Below are 10 things we’ve picked up from our dialogues with digital teachers.

  • 1. Don’t imagine that good citizenship is different from good digital citizenship. It is not a platitude to say that education has to be about kindness. We don’t believe there is some secret recipe for engaging with students effectively online, outside of basic respect, attention, and care.
  • 2. Be honest about who you are. How you present yourself online should not be all that different from how you present yourself in front of a chalkboard. Don’t filter more online than you do in front of a class of students. Make room in your digital presence for you at your most impromptu, quirky, and off-the-cuff.
  • 3. Hack. Any digital tool is useful only insofar as it is reusable. When we hack something, we reinvent its intended use. Digital literacy is less about following the rules of any given interface or app, and more about manipulating them. You do not need to understand the rules before you can break them. Start from a place of breaking.
  • 4. Grade less. Digital teaching should start with inquiry and investigation, not assessment. If your first concern when assigning a digital project is “How will I assess this?” then you are already off-track. Arrive at assessment, but leave space for tangents, exploration, and other lovely things along the way.
  • 5. Work with the materials at hand. Digital pedagogy doesn’t demand that we use shiny or newfangled technologies. The best digital tools for teaching are often the ones we are already using. Find out what your students use -- you’ll have better luck reaching them if you meet them where they meet each other.
  • 6. Get a Twitter account. There is no evil in knowing how powerful social media works. Thousands of teachers use Twitter to discuss teaching methods, curriculum, and other digital tools. Find communities of practice. Learn to use hashtags. Better yet, get your students to teach you about hashtags. And encourage your students to join digital learning communities.
  • 7. The cake is a lie. Some digital advocates would have you believe you must make your classroom as digitized as possible, that you’ll fall behind if you don’t. In fact, digital tools only offer different opportunities for teaching and learning … not a new frontier.
  • 8. Don’t worry if you don’t know what “digital pedagogy” is. Teaching digitally doesn’t require a special vocabulary. Sure, do some research on the topic. But the best place to start is from a place of not-knowing, a place of fumbling and discovery. Stop worrying about whether your class is “blended,” “hybrid,” or “mixed-mode” and just teach.
  • 9. Keep your babies and the bathwater. Add one new digital activity, strategy, or technology to a class at a time, and not 12 at once. Invite your students to remix the syllabus in a Wiki. But don’t also introduce another unfamiliar platform and ask students to collaborate in groups of 12 on a video project, all while juggling monkeys. Really, sometimes one new thing is enough and will complement the stuff you’re already doing.
  • 10. Don’t let your learning management system tell you how to teach. The LMS can be rearranged like chairs in your classroom. Hacking digital tools should not be limited to apps and social media platforms. Approach every interaction with the digital as an opportunity to shape your teaching and to enable students to shape their own learning.

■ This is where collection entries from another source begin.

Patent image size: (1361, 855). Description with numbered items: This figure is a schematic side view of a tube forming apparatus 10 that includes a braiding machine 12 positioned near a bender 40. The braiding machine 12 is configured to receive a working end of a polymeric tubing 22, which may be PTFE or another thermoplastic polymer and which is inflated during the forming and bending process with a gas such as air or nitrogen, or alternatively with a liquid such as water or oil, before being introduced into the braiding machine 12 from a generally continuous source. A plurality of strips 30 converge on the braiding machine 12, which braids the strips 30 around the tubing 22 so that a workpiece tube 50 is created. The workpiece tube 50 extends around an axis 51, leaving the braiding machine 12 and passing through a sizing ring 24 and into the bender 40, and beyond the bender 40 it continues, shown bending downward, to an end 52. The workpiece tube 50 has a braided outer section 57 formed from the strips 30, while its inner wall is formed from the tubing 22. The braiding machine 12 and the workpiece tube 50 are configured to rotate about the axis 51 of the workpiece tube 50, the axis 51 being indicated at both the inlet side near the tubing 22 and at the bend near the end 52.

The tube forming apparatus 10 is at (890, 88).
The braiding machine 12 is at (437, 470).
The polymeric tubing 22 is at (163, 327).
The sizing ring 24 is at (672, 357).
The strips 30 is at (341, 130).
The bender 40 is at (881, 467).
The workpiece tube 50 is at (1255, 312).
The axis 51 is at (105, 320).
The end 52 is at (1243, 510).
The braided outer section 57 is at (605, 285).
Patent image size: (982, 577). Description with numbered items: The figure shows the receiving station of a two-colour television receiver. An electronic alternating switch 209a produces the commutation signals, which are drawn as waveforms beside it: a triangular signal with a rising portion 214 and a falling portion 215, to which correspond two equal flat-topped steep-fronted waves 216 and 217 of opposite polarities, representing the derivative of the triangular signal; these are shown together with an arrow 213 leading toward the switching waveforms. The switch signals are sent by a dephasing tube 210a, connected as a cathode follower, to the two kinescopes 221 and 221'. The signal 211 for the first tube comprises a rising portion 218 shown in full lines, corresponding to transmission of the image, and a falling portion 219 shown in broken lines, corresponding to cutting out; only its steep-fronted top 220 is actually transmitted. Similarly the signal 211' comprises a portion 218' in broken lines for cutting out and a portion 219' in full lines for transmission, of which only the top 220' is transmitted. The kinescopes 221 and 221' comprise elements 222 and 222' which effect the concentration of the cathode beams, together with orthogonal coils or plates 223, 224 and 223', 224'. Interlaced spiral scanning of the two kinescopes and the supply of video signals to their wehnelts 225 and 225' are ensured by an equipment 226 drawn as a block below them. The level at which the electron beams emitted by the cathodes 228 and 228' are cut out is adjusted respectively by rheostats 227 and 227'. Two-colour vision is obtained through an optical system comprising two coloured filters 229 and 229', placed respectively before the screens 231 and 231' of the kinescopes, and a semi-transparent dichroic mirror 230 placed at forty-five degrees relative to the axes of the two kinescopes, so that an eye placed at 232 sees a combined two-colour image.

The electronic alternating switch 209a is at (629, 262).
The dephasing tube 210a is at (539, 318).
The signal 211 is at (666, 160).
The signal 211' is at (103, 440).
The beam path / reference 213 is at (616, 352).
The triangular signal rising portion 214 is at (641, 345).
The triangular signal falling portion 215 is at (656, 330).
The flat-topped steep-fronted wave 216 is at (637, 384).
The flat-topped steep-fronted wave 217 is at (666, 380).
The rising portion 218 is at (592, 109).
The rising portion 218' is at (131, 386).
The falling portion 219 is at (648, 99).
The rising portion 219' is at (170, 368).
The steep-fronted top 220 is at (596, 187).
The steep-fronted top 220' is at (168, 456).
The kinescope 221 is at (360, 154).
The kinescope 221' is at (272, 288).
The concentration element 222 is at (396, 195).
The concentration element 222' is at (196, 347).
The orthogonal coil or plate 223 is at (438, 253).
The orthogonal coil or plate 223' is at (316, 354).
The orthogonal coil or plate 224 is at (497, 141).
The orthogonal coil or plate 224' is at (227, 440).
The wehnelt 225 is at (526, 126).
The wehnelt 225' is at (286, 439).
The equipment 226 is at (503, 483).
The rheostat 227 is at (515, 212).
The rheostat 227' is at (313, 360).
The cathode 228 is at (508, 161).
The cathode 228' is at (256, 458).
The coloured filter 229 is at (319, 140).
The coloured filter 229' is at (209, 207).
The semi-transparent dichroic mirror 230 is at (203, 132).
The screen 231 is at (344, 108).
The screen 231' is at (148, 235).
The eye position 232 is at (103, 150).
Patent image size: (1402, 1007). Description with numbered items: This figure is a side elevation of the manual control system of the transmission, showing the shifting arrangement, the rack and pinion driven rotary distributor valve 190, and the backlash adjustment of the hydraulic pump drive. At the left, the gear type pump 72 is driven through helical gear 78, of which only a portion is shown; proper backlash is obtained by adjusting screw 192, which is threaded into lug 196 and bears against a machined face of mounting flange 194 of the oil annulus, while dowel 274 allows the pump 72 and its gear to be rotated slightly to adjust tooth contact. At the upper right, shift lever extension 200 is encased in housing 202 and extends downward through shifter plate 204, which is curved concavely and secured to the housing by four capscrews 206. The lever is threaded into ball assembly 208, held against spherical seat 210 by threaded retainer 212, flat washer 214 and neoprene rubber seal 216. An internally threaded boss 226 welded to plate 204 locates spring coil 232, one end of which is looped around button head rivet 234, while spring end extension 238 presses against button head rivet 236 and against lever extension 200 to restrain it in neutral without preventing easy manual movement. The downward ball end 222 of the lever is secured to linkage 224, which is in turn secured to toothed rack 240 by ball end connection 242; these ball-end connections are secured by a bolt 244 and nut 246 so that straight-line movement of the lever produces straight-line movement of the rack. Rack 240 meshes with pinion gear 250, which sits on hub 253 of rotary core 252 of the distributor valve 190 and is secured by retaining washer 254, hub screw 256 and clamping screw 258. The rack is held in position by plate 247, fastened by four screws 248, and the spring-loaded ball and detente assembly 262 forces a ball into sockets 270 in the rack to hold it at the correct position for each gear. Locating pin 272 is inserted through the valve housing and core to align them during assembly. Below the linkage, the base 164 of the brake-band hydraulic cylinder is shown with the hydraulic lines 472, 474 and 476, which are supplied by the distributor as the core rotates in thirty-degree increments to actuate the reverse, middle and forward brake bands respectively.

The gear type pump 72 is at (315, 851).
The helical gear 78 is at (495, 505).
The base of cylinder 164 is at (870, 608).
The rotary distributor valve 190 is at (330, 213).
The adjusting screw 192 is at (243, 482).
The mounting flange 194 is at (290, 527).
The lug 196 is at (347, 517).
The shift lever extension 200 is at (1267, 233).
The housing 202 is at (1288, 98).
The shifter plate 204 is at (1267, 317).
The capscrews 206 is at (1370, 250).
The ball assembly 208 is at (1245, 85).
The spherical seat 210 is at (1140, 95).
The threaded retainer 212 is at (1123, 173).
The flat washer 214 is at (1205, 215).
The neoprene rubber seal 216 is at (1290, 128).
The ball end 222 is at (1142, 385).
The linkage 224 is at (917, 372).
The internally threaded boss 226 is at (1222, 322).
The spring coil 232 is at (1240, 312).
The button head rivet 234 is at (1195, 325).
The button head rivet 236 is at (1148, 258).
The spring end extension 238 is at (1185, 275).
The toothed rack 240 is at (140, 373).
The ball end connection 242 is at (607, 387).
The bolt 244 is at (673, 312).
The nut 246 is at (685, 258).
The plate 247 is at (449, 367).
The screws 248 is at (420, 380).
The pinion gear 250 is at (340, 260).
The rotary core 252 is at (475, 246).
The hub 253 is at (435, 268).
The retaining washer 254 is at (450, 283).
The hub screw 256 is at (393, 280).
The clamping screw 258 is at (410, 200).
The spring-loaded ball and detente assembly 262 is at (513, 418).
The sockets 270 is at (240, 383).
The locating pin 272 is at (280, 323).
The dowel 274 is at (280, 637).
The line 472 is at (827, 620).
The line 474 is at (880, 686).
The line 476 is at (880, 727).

Get started by clicking a few links in this post (like this one) or elsewhere on the web. Then, work to build a network by joining online communities or by gathering together a group of teachers at your own campus. To delve deeper, look into the digital pedagogy track at DHSI or HILT, and consider attending Digital Pedagogy Lab, a five-day intensive institute launching this coming summer.

Oh, and:

  • 11. Improvise. Digital tools -- and students using digital tools -- will often surprise you with their possibilities. Let investigation guide your outcomes. Make room in your syllabus, curriculum, assignments, and activities for epiphanies. When we crowd a classroom with expectations, we suffocate everything good inside. If you expect 10 things, plan for 11.